The City of Naperville was founded in 1831 by Captain Joseph Naper. Later, he was elected president of the board when the village of Naperville was incorporated in 1857. In 1890, Naperville organized as a city, and by 1960, the population had grown to 12,933. By 2000, the city had grown to 50 square miles with a population of 128,358, becoming the third largest city in Illinois. Today, Naperville is a thriving city of over 145,000 residents with a vibrant, historic Downtown central business district.
The mission of the City of Naperville is to preserve and enhance the quality of life by providing municipal services that are responsive to the needs of the residents and businesses and are reliable, efficient and fiscally responsible. Contained in the City of Naperville Strategic Plan, Naperville’s Legacy Statement reads: “Be recognized for our exceptional quality of life through a sense of heritage and community in a large metropolitan city.” Two key values the City of Naperville believes are reflected in the community include heritage and tradition. The City of Naperville is committed to preserving the heritage and traditions of Naperville culture.

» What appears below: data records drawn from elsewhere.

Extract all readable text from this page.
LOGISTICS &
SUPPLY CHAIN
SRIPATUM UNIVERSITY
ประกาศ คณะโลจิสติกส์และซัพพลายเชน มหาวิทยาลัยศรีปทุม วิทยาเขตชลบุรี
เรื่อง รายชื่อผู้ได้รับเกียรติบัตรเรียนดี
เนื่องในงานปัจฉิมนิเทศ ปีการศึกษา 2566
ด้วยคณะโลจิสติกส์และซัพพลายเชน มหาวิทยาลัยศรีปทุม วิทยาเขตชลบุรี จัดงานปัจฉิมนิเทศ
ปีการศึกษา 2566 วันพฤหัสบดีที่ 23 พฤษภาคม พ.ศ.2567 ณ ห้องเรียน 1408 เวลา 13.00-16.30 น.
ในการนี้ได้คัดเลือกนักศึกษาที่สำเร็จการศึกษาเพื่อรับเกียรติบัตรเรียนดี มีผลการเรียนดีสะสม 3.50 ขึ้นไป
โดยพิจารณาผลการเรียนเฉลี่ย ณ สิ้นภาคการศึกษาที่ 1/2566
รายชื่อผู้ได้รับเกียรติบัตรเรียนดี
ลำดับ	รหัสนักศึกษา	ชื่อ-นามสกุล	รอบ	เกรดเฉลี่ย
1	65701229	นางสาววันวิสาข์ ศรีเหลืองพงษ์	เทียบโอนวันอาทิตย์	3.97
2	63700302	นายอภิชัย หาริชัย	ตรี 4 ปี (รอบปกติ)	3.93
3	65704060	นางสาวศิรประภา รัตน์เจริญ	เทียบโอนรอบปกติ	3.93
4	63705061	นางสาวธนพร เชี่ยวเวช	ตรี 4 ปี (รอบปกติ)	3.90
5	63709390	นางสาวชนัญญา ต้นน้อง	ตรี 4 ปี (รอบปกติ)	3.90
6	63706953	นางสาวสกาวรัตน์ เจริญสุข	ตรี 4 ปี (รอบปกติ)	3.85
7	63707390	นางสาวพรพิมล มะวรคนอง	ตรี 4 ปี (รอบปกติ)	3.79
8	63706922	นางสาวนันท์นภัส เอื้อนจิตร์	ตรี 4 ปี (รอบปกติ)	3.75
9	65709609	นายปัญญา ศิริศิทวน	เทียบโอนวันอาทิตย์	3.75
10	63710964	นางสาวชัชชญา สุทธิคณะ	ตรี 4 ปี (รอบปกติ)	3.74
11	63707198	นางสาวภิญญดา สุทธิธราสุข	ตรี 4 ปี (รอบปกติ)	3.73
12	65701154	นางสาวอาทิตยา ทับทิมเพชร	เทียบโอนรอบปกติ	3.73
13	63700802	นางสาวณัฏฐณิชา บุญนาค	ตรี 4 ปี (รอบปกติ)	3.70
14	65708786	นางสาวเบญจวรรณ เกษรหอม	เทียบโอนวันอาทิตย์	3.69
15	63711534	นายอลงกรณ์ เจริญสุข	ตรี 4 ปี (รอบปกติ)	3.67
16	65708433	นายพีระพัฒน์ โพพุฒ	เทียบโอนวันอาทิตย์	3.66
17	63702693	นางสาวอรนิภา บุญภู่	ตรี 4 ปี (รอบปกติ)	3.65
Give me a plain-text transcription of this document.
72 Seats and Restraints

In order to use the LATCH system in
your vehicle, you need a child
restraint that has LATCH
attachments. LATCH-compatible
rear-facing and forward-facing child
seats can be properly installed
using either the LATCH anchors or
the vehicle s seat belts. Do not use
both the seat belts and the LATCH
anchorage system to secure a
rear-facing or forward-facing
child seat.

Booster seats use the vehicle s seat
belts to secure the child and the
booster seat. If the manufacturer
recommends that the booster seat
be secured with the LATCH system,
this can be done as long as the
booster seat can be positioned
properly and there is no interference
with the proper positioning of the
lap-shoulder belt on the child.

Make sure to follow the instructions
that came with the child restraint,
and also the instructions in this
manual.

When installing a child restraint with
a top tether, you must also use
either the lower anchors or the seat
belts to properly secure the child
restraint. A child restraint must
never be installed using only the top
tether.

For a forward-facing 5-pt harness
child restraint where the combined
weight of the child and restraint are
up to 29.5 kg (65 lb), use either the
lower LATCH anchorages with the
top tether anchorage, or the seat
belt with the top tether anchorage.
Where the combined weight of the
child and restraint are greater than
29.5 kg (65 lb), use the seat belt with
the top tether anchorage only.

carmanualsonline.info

The Naperville Heritage Society was established in 1969, and later partnered with the city in order to preserve the city’s heritage and share it with future generations. The mission of the Naperville Heritage Society is to document, preserve and interpret the community life of Naperville, Illinois, including but not limited to the social, political, and business history.
On April 13, 2006, in commemoration of the town’s 175th anniversary, the City of Naperville purchased the original Joseph Naper Homestead at 338 W. Jefferson Avenue (SE corner of Jefferson Avenue and Mill Street) due to its historical significance. Subsequently, two on-site archeological digs managed by the Naperville Heritage Society conducted in 2006 and 2007 revealed foundation elements of four different structures that once stood on the site, as well as more than 25,000 artifacts.
Once the archeological work was completed, the City Manager Pro Tem requested that the Naperville Heritage Society present its recommendations for potential use of the Naper Homestead. An ad-hoc board, consisting of staff and volunteers, was formed to evaluate recommendations. The main recommendation of the ad-hoc board was to transform the now vacant Naper Homestead property into a passive park commemorating the town’s founder Captain Joseph Naper. The recommendations of the ad-hoc committee were presented to and accepted by the City Council on September 16, 2008.
Subsequent to the City Council meeting, conceptual renderings of the passive park were produced. The ideas were shared with residents of the Westside Homeowners Association on September 25, 2008. On October 2, 2008 a public meeting was held at North Central College’s Smith Hall to present the archeological findings and conceptual ideas for the use of the Naper Homestead.